Avec une collection hors norme, Christie’s s’attend à des transactions vertigineuses. Des centaines de bijoux de la milliardaire autrichienne Heidi Horten sont proposés en mai par la maison de vente aux enchères, qui les évalue à plusieurs centaines de millions d’euros. Mais des organisations et des historiens réclament la suspension des enchères, pointant les liens du mari de la propriétaire de ces lots avec les nazis. Helmut Horten a bâti sa fortune en Allemagne sous le parti Nazi dont il a été membre pendant un temps. La maison souligne de son côté que la vente devra profiter à des œuvres de charité, sans réussir à convaincre le Centre Simon Wiesenthal, spécialisé dans la traque des anciens nazis, qui s’y oppose.
« Moment historique »
La maison met en avant une collection « tout à fait extraordinaire », composée de 700 bijoux qui furent en possession d’Heidi Horten, décédée l’an passé à l’âge de 81 ans. Elle est évaluée au total entre 150 et 200 millions de dollars, a indiqué à l’AFP Rahul Kadakia, directeur international pour la joaillerie chez Christie’s, lors de la présentation des articles lundi. Les ventes seront espacées, avec des centaines de lots proposés dès ce mercredi, puis 300 autres mis en ligne en novembre.

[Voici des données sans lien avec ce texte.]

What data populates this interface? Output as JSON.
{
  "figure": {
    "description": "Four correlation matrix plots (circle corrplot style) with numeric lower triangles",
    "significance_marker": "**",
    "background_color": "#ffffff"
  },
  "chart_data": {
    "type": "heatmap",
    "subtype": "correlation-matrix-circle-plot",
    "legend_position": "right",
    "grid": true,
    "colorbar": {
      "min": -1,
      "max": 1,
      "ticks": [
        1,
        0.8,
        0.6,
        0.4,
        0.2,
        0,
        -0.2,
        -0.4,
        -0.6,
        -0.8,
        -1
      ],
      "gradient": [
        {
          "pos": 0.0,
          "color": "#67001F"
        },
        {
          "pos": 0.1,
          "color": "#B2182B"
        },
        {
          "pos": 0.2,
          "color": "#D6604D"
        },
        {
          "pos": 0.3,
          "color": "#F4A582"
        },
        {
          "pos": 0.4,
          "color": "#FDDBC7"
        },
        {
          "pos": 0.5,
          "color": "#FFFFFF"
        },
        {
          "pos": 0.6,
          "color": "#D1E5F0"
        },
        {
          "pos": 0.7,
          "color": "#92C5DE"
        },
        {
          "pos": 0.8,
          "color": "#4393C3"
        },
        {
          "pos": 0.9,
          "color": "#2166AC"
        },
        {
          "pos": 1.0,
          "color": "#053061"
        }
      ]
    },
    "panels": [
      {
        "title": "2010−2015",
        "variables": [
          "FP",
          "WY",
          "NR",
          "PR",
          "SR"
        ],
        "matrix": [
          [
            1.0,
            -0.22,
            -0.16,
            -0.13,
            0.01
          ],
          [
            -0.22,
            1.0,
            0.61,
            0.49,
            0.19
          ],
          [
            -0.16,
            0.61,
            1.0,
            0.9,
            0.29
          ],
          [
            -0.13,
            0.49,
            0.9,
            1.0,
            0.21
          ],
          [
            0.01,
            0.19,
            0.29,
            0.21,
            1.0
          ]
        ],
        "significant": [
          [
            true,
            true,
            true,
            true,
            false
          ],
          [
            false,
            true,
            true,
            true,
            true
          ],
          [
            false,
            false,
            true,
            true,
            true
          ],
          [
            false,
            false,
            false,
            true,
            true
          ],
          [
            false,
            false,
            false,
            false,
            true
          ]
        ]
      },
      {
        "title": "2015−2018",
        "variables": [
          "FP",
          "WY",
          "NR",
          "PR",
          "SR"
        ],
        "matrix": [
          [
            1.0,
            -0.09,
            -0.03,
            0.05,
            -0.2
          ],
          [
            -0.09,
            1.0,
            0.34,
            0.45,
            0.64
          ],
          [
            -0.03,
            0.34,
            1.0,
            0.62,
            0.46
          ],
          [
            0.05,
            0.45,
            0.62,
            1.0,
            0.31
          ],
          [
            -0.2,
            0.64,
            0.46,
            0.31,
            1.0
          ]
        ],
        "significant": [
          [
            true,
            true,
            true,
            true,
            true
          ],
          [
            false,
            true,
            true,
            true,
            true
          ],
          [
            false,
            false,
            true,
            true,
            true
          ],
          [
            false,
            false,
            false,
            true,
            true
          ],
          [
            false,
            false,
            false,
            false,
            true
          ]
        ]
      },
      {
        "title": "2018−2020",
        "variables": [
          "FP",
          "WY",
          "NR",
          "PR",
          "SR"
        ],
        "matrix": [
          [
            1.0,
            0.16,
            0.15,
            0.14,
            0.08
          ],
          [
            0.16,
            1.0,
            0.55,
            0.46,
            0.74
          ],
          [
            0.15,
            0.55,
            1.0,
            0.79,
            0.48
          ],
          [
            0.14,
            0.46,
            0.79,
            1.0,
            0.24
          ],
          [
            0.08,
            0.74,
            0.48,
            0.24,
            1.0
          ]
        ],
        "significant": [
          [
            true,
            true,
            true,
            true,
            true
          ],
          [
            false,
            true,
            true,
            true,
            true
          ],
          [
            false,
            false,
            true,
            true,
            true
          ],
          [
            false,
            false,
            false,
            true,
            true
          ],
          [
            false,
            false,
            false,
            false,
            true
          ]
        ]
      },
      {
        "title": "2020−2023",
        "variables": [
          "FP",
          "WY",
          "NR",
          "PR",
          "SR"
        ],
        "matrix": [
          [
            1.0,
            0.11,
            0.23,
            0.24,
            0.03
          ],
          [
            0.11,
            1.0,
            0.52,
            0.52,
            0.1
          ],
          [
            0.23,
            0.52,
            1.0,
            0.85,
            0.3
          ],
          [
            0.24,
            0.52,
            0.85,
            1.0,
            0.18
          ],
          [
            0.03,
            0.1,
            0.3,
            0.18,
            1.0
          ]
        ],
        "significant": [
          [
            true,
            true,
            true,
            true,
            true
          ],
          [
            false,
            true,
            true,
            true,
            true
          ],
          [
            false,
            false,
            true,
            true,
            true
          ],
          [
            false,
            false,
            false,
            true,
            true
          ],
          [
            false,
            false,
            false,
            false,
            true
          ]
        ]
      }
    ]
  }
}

Parmi les lots figurent des pièces exceptionnelles du XXe siècle signées Cartier, Harry Winston, Boivin et Van Cleef & Arpels, ainsi qu’une importante sélection de perles, de pièces en jade et de créations Bulgari des années 1970, 1980 et 1990. L’une des pièces maîtresses de cette collection est une bague Cartier sertie d’un rubis « sang de pigeon » de 25,59 carats, estimée entre 15 et 20 millions de dollars. « Nous avons aussi le ‘Briolette d’Inde' », un diamant de 90,36 carats « de couleur D, la plus blanche, estimé entre 10 et 15 millions de dollars », rattaché à un collier formé d’une myriade de petits diamants blancs, a-t-il ajouté.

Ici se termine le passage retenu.